E poi, Milva, la Pantera di Goro, era proprio li, accanto a me come una scolara che, a differenza di Gigi, era precisa in ogni movimento, senza mai trascurare un dettaglio, sul quale lavoravamo ore e ore come se fossimo completamente estranei alla realtà dello studio televisivo del Teatro tenda che Milva riusciva sempre a far tacere, a fermare completamente, e trasformare in “Teatro”. Il dettaglio di un dito, di una mano posta poco più in basso o in alto, per Milva era fondamentale perché sapeva bene che nello spazio, anche se apparentemente vuoto, c’è la forma del successo, dell’emozione, dalla quale scaturisce quel rapporto cinestetico che è il magnetismo e la magia del rapporto tra pubblico e palcoscenico, tra singolo spettatore e artista.

Milva ha nobilitato la televisione conferendo ad essa quello charme che non sempre riesce ad esprimere se non in rarissimi casi come, di certo, questa edizione del Festival di Sanremo che ha visto direttore artistico Claudio Baglioni che, non a caso, ha accolto l’idea di insignire dell’ambito riconoscimento alla carriera Milva.

Va detto che tranne in alcune realtà che rappresentano l’Arte del Teatro ai massimi livelli, la volgarità, l’ignoranza e la prepotenza di certa politica, ha completamente distrutto molti Teatri italiani che, dovendo obbedire al barbaro invasore, ha in parte perso anche la memoria della grande tradizione culturale che ha reso grande l’Italia e la cultura italiana nel mondo.

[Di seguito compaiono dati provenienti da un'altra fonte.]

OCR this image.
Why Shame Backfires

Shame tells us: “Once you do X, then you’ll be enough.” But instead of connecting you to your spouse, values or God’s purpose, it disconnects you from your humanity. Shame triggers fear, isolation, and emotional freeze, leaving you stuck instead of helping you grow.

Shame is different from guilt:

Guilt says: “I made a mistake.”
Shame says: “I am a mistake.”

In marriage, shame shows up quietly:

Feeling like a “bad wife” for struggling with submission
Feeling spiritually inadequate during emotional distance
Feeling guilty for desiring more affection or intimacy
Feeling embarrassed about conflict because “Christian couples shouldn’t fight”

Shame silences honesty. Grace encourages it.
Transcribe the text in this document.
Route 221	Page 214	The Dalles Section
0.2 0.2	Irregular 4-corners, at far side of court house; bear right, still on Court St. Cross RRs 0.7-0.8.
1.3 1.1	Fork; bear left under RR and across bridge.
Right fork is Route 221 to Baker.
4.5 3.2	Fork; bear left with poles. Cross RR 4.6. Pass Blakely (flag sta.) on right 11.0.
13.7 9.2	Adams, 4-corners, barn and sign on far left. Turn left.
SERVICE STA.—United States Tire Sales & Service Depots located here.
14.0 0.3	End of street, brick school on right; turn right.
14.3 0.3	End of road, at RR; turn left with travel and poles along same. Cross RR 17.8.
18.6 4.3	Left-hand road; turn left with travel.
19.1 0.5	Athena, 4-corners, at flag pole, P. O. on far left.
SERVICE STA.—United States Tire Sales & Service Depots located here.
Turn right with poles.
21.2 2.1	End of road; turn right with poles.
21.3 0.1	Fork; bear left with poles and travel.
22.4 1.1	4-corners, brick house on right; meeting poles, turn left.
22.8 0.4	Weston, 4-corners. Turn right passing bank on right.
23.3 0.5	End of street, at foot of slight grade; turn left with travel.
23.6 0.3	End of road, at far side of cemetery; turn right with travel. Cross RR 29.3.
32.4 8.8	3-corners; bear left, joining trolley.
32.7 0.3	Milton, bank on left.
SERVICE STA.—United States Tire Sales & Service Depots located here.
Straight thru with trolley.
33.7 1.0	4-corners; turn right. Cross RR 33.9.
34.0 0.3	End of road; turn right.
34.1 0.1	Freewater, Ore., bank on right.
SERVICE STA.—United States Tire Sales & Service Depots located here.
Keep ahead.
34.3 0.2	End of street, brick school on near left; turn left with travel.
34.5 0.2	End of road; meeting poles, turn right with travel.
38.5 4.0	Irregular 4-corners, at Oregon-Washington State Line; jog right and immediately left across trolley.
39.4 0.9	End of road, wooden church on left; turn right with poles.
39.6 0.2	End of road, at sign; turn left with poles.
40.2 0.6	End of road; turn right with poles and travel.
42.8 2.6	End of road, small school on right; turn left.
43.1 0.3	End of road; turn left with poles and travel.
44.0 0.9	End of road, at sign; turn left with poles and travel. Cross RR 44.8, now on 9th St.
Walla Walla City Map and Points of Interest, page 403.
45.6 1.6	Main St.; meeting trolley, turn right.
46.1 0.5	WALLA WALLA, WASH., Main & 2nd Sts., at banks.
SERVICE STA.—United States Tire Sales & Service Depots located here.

Il paesanismo ha preso il posto dell’arte espressa ai massimi livelli. Il dramma peggiore, inoltre, è che quando muore il Teatro, muore anche la Cultura e con essa la ragione che ci distingue dalle bestie. Milva, tra i suoi grandi insegnamenti, è riuscita a trasmettermi la sacralità della vita che a volte, è vero, bisogna vedere rappresentata per essere compresa e amata. Osservandola da vicino per mesi e mesi posso concludere che nessuno mai, come Fernando Pessoa, è riuscito a rappresentare la magia in così poche parole che a lei dedico: “Dio volle, l’Uomo sogna, l’Opera nasce”. Prima o poi, il Teatro si farà ventre di nuove nascite e nuove grandi esperienze.